The development of this new participatory system of global governance with intergovernmental institutions and processes, national governments and local authorities has led to the recognition of an urgent need for qualified patterns of information which translate challenges, achievements and failures to the political responsibilities at local, national and also international levels, to governmental, inter-governmental and non-governmental institutions who have increasingly shaped our Global Agenda and articulated the rising need for societal understanding and information.

Media are the classical providers of such information combining data with assessments and the vision of our common future. Yet, as analysis of the current situation underlines, there is an urgent need to strengthen qualified information systems which would provide not only governmental, intergovernmental and non-governmental institutions and the citizens but also the media with pertinent and needed information.

There is no way into a future of shared global responsibility without a qualified and also ethically committed system of information related to our processes of global change.

There is a need to recognize that such highly pertinent information related to our common future requires recognition and support from the global society as a contribution to our shared global public space.

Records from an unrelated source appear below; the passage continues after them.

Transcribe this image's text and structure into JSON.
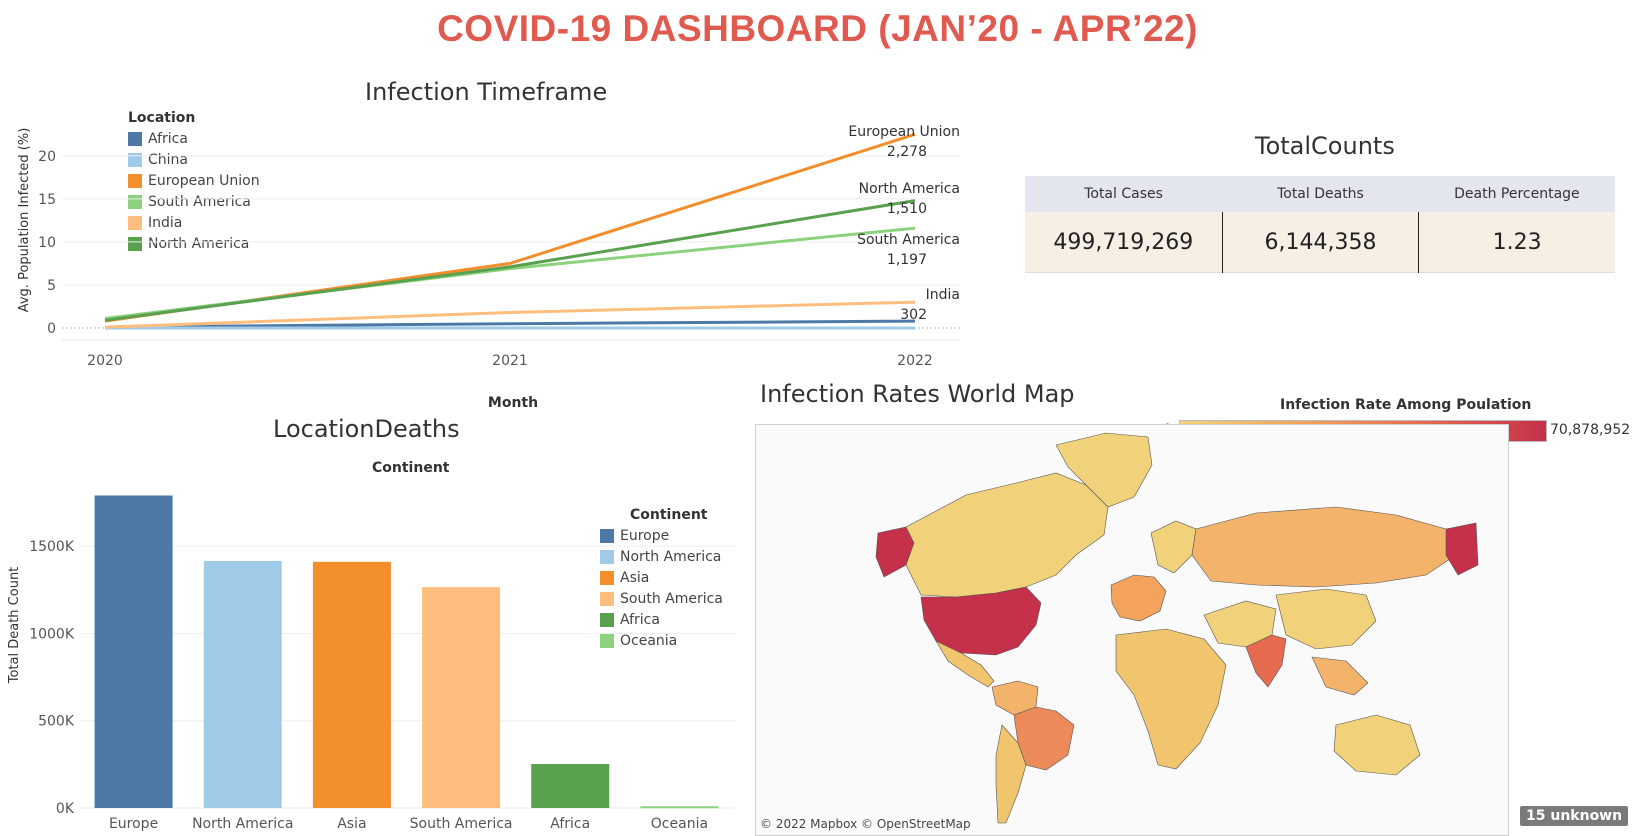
{
  "title": "COVID-19 DASHBOARD (JAN’20 - APR’22)",
  "infection_timeframe": {
    "title": "Infection Timeframe",
    "legend_title": "Location",
    "xlabel": "Month",
    "ylabel": "Avg. Population Infected (%)",
    "chart_data": {
      "type": "line",
      "x": [
        "2020",
        "2021",
        "2022"
      ],
      "ylim": [
        0,
        23
      ],
      "yticks": [
        0,
        5,
        10,
        15,
        20
      ],
      "series": [
        {
          "name": "Africa",
          "color": "#4e79a7",
          "values": [
            0.1,
            0.5,
            0.8
          ]
        },
        {
          "name": "China",
          "color": "#a0cbe8",
          "values": [
            0.0,
            0.0,
            0.0
          ]
        },
        {
          "name": "European Union",
          "color": "#f28e2b",
          "values": [
            0.8,
            7.5,
            22.5
          ],
          "end_label": "2,278"
        },
        {
          "name": "South America",
          "color": "#8cd17d",
          "values": [
            1.1,
            6.9,
            11.6
          ],
          "end_label": "1,197"
        },
        {
          "name": "India",
          "color": "#ffbe7d",
          "values": [
            0.1,
            1.8,
            3.0
          ],
          "end_label": "302"
        },
        {
          "name": "North America",
          "color": "#59a14f",
          "values": [
            0.9,
            7.1,
            14.8
          ],
          "end_label": "1,510"
        }
      ]
    }
  },
  "total_counts": {
    "title": "TotalCounts",
    "headers": [
      "Total Cases",
      "Total Deaths",
      "Death Percentage"
    ],
    "values": [
      "499,719,269",
      "6,144,358",
      "1.23"
    ]
  },
  "location_deaths": {
    "title": "LocationDeaths",
    "header": "Continent",
    "legend_title": "Continent",
    "ylabel": "Total Death Count",
    "chart_data": {
      "type": "bar",
      "categories": [
        "Europe",
        "North America",
        "Asia",
        "South America",
        "Africa",
        "Oceania"
      ],
      "values": [
        1790000,
        1415000,
        1410000,
        1265000,
        252000,
        10000
      ],
      "colors": [
        "#4e79a7",
        "#a0cbe8",
        "#f28e2b",
        "#ffbe7d",
        "#59a14f",
        "#8cd17d"
      ],
      "ylim": [
        0,
        1850000
      ],
      "yticks": [
        0,
        500000,
        1000000,
        1500000
      ],
      "ytick_labels": [
        "0K",
        "500K",
        "1000K",
        "1500K"
      ]
    }
  },
  "world_map": {
    "title": "Infection Rates World Map",
    "legend_title": "Infection Rate Among Poulation",
    "scale_min": "0",
    "scale_max": "70,878,952",
    "credit": "© 2022 Mapbox © OpenStreetMap",
    "unknown": "15 unknown"
  }
}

This implies that support is to be provided from governmental, intergovernmental and non-governmental institutions. A respective policy discourse with participation from these institutions is to be envisaged in order to prevent the decay or elimination of qualified programmes like Inter Press Service.

*Walther Lichem, retired Austrian Ambassador with studies in law and oriental archaeology (Univ. of Graz, Austria) and political science (Univ. of North Carolina, Chapel Hill; Institute for Advanced Studies, Vienna) started his professional career in 1966 at the United Nations Secretariat in New York in the field of international water resources with development cooperation missions to Ethiopia (1971), Argentina (1971-74) and to the Senegal River Development Organisation (1980). He was also Rapporteur on international river basins at the International Conference on Water Law (Caracas, 1976) and at the IVth World Water Conference (Buenos Aires, 1982).
Ambassador Lichem undertook major assignments in the UN system at the Human Rights Summit in Vienna in 1992 and as Ambassador to Chile and to Canada, as a member of the UN Committee on the Peaceful Uses of Outer Space and as an adviser to the 16 countries sharing the Guinea Current in West and Central Africa on the creation of a regional organisation.